On “Balencies,” Chika reflects on her success again through the lens of material possession. The track is dedicated to luxury Balenciagas footwear, which was once out of her reach. But now she doesn’t think twice about owning them, she says. “One pair is out, one in the closet ‘cause I left ‘em there / Remind me every single night spent writing raps ups in my closet/ I ain’t sleep much, but it paid off ‘cause it got me here,” she raps over the gospel choir loops.
With fortune comes seeing the true colors of those in your corner, something Chika knows well now. On “Designer,” Chika vents about losing a close friend after going to a new level. It’s about “having money now and being in a position where you can be taken advantage of by people you don’t expect to be taken advantage of,” she shares.
Chika is vulnerable about her romantic relationship needs at this time of her life on “On My Way.” When you hear her rap, “I wanna thank you for bein’ my person / You say you need me / And that feelin’ is mutual / I’m so glad that you see me, it’s beautiful,” it’s easy to presume, she is expressing gratitude to a love interest. But Chika said an emotionally unavailable person she was dating inspired the track. “I was writing it as a self-soothing track because the person that I was dating at the time was so like not present that I needed to hear all the words that I’m hearing or that you hear me say on ‘On My Way.’” Chika doesn’t find sharing her emotions on wax difficult because being open is part of her makeup. “I’m a Pisces, I cry every day,” she laughs. “I’ve always been the sharing type.” Chika ends her EP with the uplifting “Crown,” and it’s a full-circle moment as it was the first rap song she ever wrote when she was 19.
Chika dropped Industry Games at the start of a new decade when hip-hop is at the top of the Billboard charts and influencing everything from popular Tik Tok challenges to an anthem for the COVID-19 pandemic. She predicts hip-hop will continue to hugely shape popular culture in the 2020s.

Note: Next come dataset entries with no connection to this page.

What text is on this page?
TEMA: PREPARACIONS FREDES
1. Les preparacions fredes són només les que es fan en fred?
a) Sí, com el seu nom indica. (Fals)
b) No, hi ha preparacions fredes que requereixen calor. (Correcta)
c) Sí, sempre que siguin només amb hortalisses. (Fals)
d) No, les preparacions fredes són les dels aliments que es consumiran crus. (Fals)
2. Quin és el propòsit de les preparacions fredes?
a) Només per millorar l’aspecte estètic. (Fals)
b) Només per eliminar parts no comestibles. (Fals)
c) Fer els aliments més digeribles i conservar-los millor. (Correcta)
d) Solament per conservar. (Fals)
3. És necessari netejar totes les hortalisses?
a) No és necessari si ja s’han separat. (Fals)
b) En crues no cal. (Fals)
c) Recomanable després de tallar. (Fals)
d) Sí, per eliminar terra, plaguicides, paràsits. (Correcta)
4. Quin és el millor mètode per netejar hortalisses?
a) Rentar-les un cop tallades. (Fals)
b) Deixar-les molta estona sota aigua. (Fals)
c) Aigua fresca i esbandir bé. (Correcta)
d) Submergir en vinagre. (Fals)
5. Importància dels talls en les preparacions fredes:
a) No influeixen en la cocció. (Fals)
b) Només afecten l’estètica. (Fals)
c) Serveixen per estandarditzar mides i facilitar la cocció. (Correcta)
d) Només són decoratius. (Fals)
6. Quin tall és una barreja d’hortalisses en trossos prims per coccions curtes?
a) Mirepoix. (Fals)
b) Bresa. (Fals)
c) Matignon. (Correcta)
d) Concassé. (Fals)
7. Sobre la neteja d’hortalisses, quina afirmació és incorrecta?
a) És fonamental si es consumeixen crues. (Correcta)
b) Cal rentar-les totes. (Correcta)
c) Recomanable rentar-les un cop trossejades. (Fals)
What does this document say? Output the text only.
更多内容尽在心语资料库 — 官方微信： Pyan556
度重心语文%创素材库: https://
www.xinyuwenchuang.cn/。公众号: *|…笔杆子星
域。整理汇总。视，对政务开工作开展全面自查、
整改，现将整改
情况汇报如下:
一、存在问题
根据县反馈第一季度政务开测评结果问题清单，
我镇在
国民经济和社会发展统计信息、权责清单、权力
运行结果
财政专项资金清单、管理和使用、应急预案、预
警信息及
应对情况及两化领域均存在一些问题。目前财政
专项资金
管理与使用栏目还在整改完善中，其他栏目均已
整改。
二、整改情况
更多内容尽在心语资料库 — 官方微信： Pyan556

“I think we’re going to hit a creative renaissance and there’s going to be a lot more people being honest with things they can offer…and being willing to play around,” she said. “I also think that for every up there is a down and there’s an equal and opposite reaction to everything. So I feel like we’re going to see a lot more bullshit too and the manufactured things that people eat up nowadays because it’s a business before anything in certain ways.” These are indeed industry games.